First switch to main and pull in new changes from upstream held on main. This will bring those changes down and attempt to merge your local main with upstream/main. If you have changes on main be aware that this will probably require a merge commit. Staying away from main is a good idea.
git checkout main
git pull upstream main
Once the changes are down rebase your branch against main:
git checkout hotfix/quickfixtoadaptor
git rebase main
Now push to origin:
git push -u origin hotfix/quickfixtoadaptor
https://help.github.com/articles/using-pull-requests
Go to your GitHub fork's page, switch to your branch and click on the Compare and Review button. This will start the merge. Then click on the top left +- file icon and edit accordingly:
- Switch the base branch to main
This ensures you are submitting your change against the right branch in Ensembl. For more information see GitHub's documentation on doing this.
Now click "Start a discussion" and give a brief description of what your pull reuqest is. Also if you are not using an obvious username let us know who you are.
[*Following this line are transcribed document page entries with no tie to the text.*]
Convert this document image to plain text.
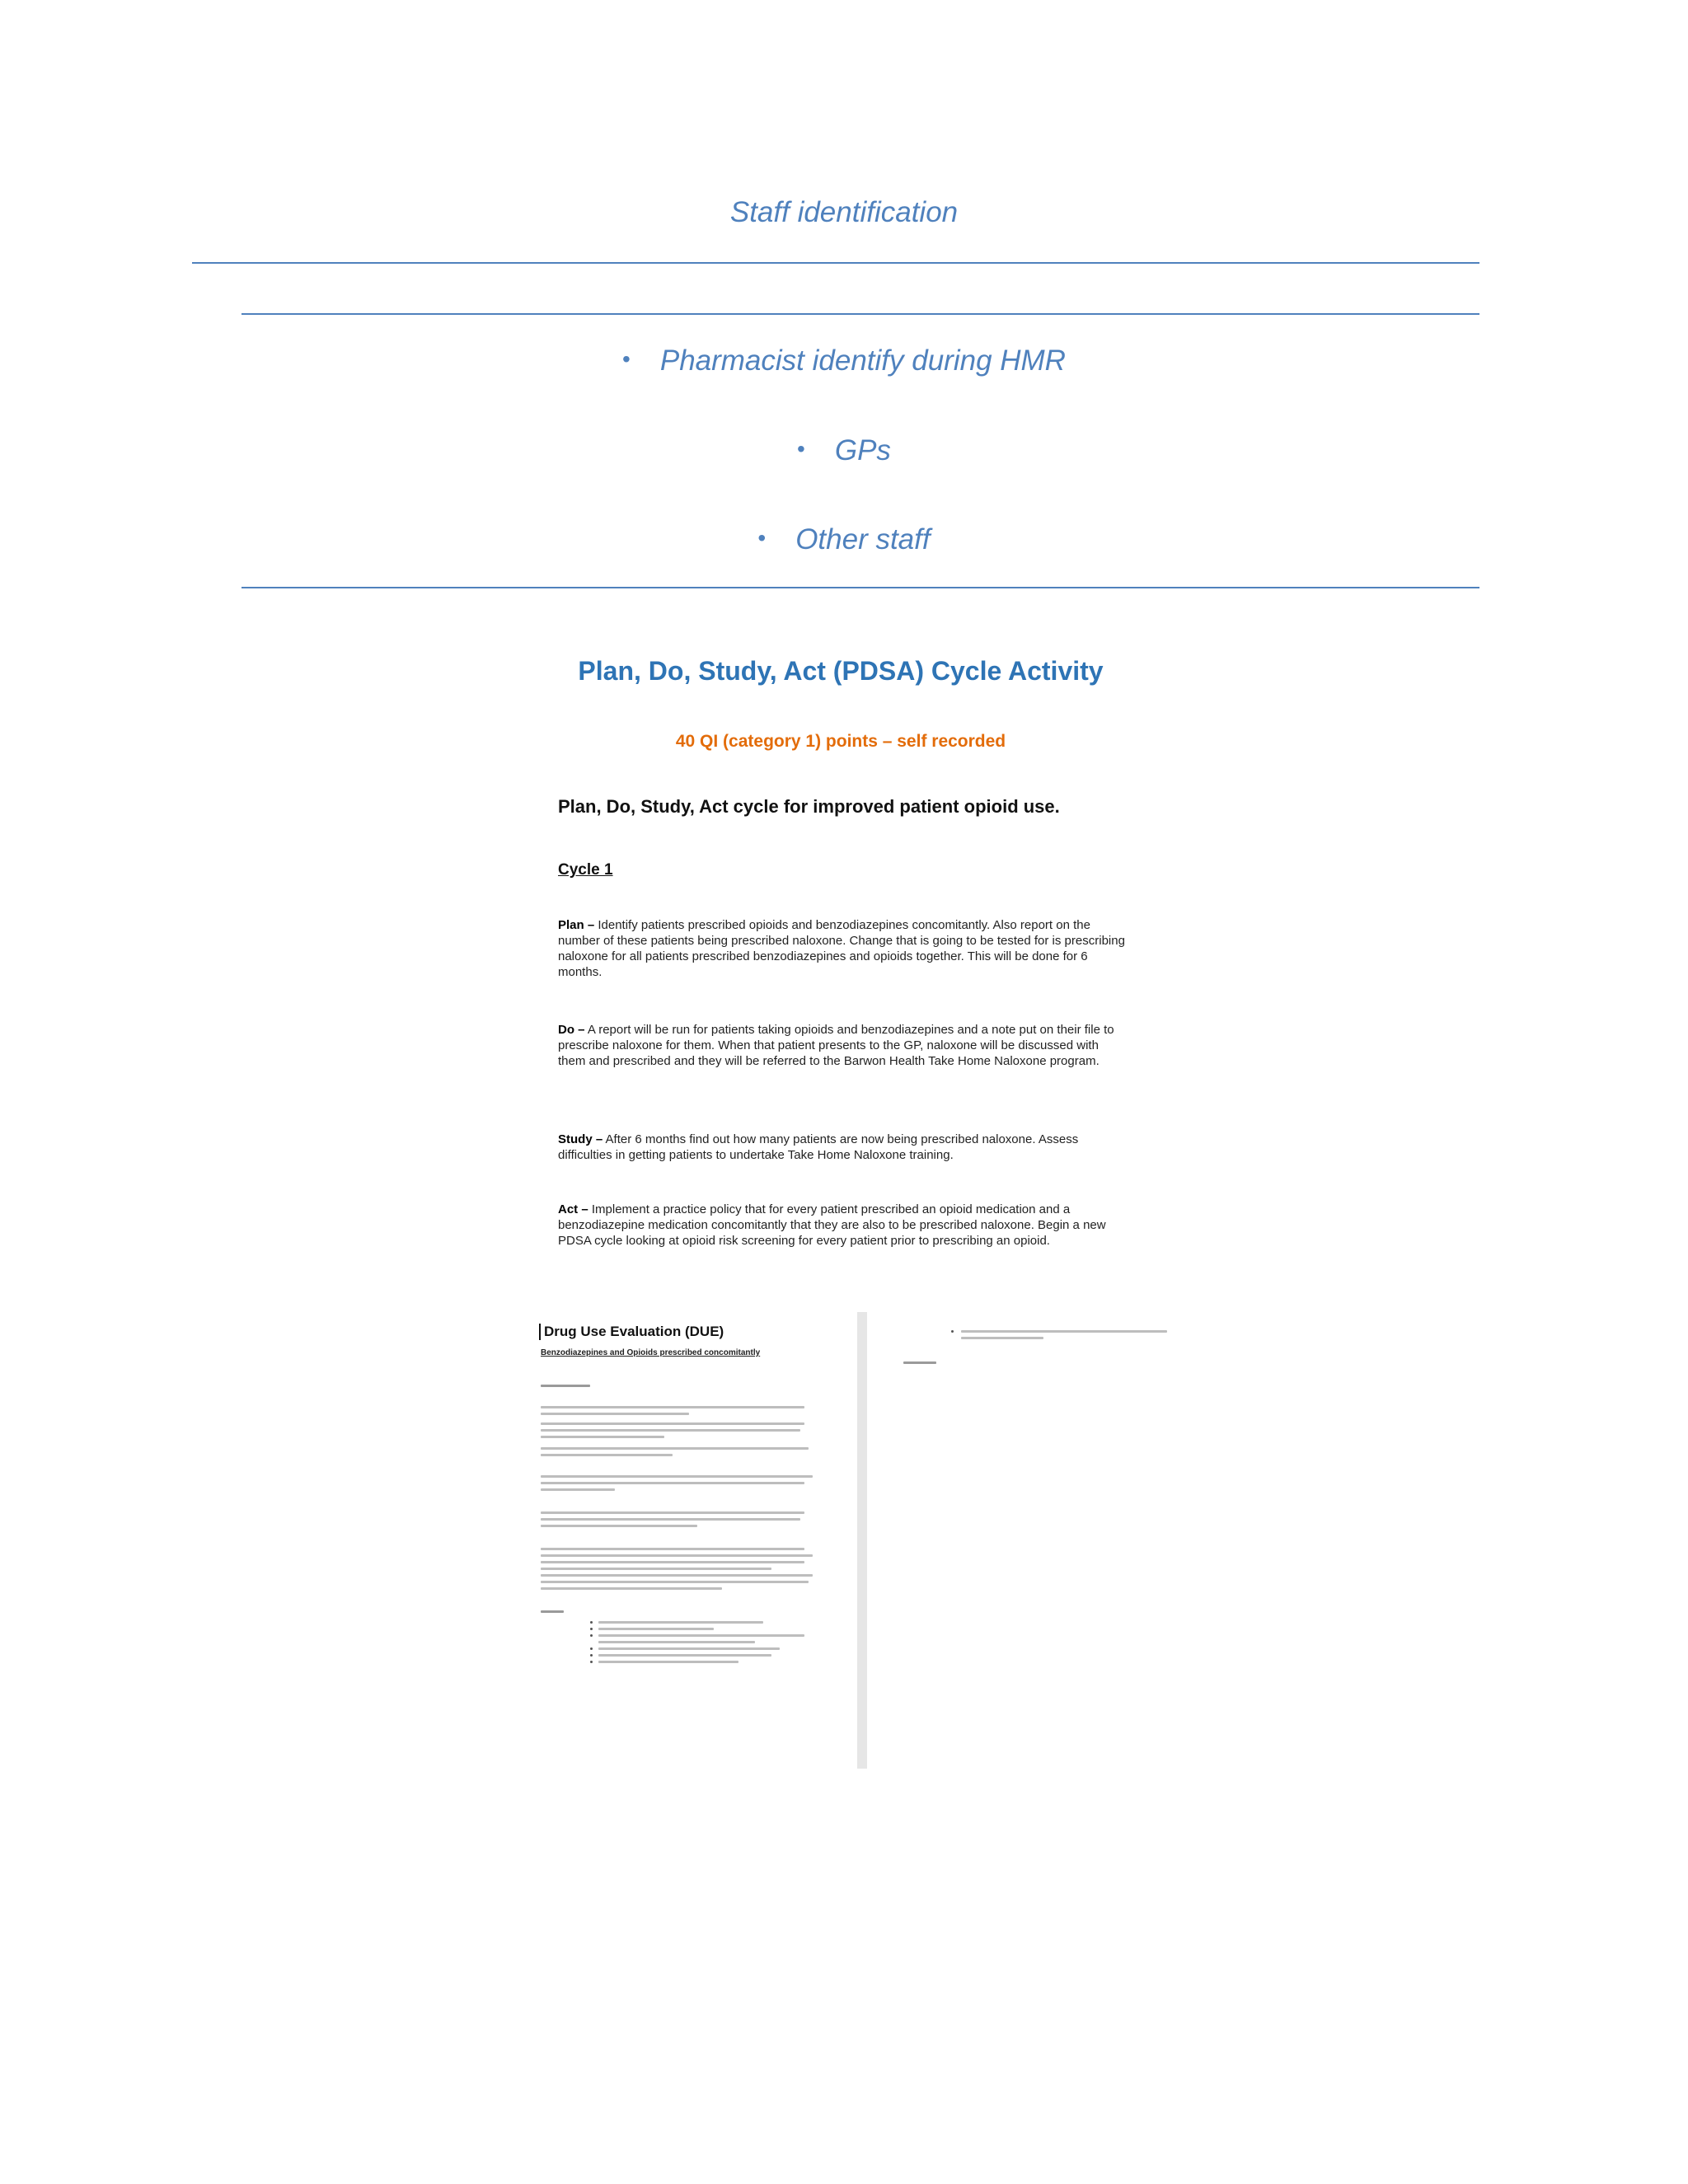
Staff identification
• Pharmacist identify during HMR
• GPs
• Other staff
Plan, Do, Study, Act (PDSA) Cycle Activity
40 QI (category 1) points – self recorded
Plan, Do, Study, Act cycle for improved patient opioid use.
Cycle 1
Plan – Identify patients prescribed opioids and benzodiazepines concomitantly. Also report on the number of these patients being prescribed naloxone. Change that is going to be tested for is prescribing naloxone for all patients prescribed benzodiazepines and opioids together. This will be done for 6 months.
Do – A report will be run for patients taking opioids and benzodiazepines and a note put on their file to prescribe naloxone for them. When that patient presents to the GP, naloxone will be discussed with them and prescribed and they will be referred to the Barwon Health Take Home Naloxone program.
Study – After 6 months find out how many patients are now being prescribed naloxone. Assess difficulties in getting patients to undertake Take Home Naloxone training.
Act – Implement a practice policy that for every patient prescribed an opioid medication and a benzodiazepine medication concomitantly that they are also to be prescribed naloxone. Begin a new PDSA cycle looking at opioid risk screening for every patient prior to prescribing an opioid.
Drug Use Evaluation (DUE)
Benzodiazepines and Opioids prescribed concomitantly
Should you be told to perform some fixes for your pull request you should perform them on your local repo. To update the pull request run git push -f origin hotfix/quickfixtoadaptor
but never do this on a branch you have shared with more than just us.
Any change that affects the underlying SQL schema needs to come with the following:
- a patch file, patch_oldrelease_newrelease_version.sql See https://github.com/Ensembl/ensembl/blob/release/81/sql/patch_79_80_b.sql for an example This patch describes the actual schema change and updates the meta table to record the change
- an update to the table.sql file The change from the patch should also be included in the table.sql file This is to ensure that a newly created database is identical to an existing database to which the patch was applied
- an update to the test databases The databases used for testing are in https://github.com/Ensembl/ensembl/tree/release/81/modules/t/test-genome-DBs These should be patched with the latest changes to ensure data consistency. This can be done using the patching script provided in https://github.com/Ensembl/ensembl-test/blob/master/scripts/patch_test_databases.pl
The Ensembl code comes with a series of unit tests that check methods behave as expected. This test suite is run as part of the TravisCi integration for each pull request. See https://travis-ci.org/Ensembl/ensembl This ensures that any change does not affect existing functionality. A pull request can only be integrated if the test suite passes successfully. If no tests are available for a new functionality, please provide some basic tests.